Slouching Toward Nosiness

So the award for best book title ever, in my opinion, goes to Joan Didion for We Tell Ourselves Stories to Live.  Didion's title is tops because it is both mellifluous (listen to the rhythm of it, breath triplet triplet stab) and true: stories are the stuff of us, what fuels us through the long months and deaths and generations, what keeps us running (our mouths).

So why don't we tell more of them?  And I don't mean manufacture, mind you.  There are plenty of prefab stories available for consumption on your television set, but they are, in general, assembly line productions, designed and crafted specifically to get you to drop some cash.  No, I mean not-for-profit stories, stories made from natural materials, organic stories, stories that are still alive.

I mean you, people.   I want you to blog.

Aren't there enough bloggers in the world, you ask?  Aren't there enough people who think they have something to say?  Well, yes.  But most of them are fourteen years old and have attention spans the size of peas.  You, on the other hand, are lovely, literate folk who appreciate cheese, and I wanna poke my nose into your narratives.

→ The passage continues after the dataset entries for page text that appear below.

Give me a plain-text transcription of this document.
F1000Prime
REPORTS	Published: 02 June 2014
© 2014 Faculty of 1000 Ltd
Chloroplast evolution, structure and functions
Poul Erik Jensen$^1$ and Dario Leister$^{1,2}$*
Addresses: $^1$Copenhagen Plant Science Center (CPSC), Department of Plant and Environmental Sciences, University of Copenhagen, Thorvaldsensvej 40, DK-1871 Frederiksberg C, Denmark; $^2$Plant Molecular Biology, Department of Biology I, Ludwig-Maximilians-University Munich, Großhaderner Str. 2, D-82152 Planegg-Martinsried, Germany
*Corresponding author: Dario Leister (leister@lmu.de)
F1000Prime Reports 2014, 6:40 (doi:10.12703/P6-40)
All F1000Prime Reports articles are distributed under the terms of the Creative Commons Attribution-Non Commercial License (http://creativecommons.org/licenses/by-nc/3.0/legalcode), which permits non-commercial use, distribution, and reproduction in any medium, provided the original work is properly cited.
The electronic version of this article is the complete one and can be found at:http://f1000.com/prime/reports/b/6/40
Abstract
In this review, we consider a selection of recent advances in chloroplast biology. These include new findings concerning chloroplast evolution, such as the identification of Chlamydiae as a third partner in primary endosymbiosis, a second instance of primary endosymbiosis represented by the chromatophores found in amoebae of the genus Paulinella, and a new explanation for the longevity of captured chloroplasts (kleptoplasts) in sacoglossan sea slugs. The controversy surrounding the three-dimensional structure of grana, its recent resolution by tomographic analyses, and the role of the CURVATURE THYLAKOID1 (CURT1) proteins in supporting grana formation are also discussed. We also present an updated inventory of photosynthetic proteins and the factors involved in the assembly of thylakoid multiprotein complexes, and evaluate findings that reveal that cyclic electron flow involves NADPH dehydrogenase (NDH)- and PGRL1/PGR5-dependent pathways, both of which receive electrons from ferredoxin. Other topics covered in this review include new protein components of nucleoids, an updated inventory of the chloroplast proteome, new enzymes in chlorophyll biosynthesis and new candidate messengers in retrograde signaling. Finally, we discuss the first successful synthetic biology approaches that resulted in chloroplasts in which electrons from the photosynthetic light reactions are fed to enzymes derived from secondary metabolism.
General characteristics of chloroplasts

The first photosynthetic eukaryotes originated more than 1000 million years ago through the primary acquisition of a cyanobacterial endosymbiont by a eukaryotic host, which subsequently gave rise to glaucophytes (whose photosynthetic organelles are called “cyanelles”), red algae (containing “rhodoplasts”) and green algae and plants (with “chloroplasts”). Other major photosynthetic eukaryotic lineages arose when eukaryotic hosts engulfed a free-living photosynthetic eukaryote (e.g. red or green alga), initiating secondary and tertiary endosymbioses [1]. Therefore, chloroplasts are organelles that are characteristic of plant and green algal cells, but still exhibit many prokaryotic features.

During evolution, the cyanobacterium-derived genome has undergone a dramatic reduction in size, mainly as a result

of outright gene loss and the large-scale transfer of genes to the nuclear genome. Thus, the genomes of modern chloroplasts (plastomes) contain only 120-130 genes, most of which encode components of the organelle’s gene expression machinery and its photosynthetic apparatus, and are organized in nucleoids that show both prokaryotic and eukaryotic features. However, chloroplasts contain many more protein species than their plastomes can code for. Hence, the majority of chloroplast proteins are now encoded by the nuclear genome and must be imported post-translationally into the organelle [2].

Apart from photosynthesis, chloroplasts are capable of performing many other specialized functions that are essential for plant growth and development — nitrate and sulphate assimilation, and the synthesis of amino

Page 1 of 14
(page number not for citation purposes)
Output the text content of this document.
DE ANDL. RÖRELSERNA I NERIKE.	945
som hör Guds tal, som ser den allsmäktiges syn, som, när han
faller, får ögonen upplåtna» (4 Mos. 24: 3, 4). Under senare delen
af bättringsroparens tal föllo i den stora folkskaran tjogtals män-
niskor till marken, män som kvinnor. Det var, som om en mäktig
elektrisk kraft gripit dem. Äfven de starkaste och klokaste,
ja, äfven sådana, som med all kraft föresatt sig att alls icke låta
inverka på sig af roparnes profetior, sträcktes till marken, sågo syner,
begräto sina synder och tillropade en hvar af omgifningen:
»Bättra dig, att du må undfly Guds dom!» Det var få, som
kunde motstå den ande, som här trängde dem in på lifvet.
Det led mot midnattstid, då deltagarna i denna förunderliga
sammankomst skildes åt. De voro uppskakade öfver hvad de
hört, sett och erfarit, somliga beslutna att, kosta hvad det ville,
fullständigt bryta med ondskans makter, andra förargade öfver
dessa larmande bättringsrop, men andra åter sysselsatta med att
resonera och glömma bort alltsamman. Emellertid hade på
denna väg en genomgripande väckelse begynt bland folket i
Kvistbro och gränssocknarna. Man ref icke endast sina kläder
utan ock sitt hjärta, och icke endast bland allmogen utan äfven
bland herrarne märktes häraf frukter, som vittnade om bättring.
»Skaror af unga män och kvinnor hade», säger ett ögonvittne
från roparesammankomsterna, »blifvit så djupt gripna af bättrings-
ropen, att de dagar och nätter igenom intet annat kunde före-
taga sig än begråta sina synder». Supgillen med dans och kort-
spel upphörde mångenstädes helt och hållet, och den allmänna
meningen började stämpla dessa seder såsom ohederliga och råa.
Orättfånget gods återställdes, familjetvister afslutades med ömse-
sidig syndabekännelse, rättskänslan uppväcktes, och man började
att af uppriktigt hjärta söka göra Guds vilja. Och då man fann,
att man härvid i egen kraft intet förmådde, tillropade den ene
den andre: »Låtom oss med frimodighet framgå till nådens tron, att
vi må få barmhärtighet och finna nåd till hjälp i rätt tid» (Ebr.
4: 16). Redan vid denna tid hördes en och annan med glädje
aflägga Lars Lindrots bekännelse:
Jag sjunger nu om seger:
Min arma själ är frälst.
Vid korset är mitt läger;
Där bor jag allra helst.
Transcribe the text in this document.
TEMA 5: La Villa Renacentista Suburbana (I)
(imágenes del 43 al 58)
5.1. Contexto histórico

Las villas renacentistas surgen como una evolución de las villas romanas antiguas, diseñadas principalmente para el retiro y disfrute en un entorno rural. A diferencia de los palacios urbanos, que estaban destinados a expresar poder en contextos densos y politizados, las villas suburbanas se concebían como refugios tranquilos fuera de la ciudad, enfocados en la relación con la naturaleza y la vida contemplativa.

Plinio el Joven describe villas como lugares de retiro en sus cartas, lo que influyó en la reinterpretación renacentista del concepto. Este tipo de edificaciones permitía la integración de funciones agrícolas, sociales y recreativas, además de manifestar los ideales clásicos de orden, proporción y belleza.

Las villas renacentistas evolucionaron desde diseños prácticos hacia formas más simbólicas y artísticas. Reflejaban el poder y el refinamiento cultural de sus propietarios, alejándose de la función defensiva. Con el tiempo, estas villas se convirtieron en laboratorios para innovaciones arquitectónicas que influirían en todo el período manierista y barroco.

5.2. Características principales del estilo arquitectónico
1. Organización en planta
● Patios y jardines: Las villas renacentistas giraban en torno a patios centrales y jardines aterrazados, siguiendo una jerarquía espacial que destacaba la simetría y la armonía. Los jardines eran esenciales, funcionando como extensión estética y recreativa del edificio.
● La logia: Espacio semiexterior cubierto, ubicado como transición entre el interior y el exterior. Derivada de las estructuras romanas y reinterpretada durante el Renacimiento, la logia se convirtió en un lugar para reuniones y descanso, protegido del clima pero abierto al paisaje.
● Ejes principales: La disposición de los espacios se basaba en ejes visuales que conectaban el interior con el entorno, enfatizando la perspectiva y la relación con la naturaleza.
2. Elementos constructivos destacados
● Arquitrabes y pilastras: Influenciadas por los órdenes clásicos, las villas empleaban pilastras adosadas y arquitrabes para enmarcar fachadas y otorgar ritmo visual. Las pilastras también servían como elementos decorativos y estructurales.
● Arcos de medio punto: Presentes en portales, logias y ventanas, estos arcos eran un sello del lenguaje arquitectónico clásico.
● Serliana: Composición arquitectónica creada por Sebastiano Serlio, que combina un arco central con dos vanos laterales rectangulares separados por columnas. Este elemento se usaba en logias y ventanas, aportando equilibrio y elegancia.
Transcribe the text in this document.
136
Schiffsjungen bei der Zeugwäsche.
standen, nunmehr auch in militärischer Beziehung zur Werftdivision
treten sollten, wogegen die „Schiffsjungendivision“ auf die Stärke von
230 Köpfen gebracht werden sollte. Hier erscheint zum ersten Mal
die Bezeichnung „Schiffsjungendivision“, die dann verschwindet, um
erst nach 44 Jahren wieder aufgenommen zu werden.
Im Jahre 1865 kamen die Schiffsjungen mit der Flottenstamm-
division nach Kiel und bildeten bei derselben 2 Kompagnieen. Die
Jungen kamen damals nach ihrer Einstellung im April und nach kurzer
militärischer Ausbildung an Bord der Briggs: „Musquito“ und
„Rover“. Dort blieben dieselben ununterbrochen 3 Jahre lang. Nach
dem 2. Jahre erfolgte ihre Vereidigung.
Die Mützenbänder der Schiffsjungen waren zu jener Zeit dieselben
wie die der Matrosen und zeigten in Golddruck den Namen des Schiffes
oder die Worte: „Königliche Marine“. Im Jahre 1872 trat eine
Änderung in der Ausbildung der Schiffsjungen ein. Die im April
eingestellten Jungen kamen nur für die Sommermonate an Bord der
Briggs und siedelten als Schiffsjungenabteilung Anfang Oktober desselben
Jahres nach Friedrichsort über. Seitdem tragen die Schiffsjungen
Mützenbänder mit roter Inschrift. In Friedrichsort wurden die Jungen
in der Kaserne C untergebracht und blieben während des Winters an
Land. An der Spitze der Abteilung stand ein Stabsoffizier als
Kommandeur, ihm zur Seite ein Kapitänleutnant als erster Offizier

I hear, on cue, the collective whine: It takes effort!  It takes time!  I am very busy and important!  To which I say, is there anything more important that living?  And if, as the best title ever indicates, we tell ourselves stories to live, the clear implication is that, without stories, we're dead.  So get telling!  It's lonely out here. 

4 comments:

wombat said...

I'm clearly not anti-blogging, but the trouble with creating our own stories is that the creation of them takes effort, even before the effort of sitting down at a keyboard. You're right. There ISN'T anything more important than living. Not even blogging! (Touche?) :)

Anne said...

See, I would say touche, except that I kind of don't think living counts unless you're annotating it. I know, I know: that is in no way a universally accepted position. But it's mine! You already have the infrastructure...

pam said...

I blog. Therefore, I am.

Anne said...

Pam, see, I love your blog! But everybody else needs to get cracking!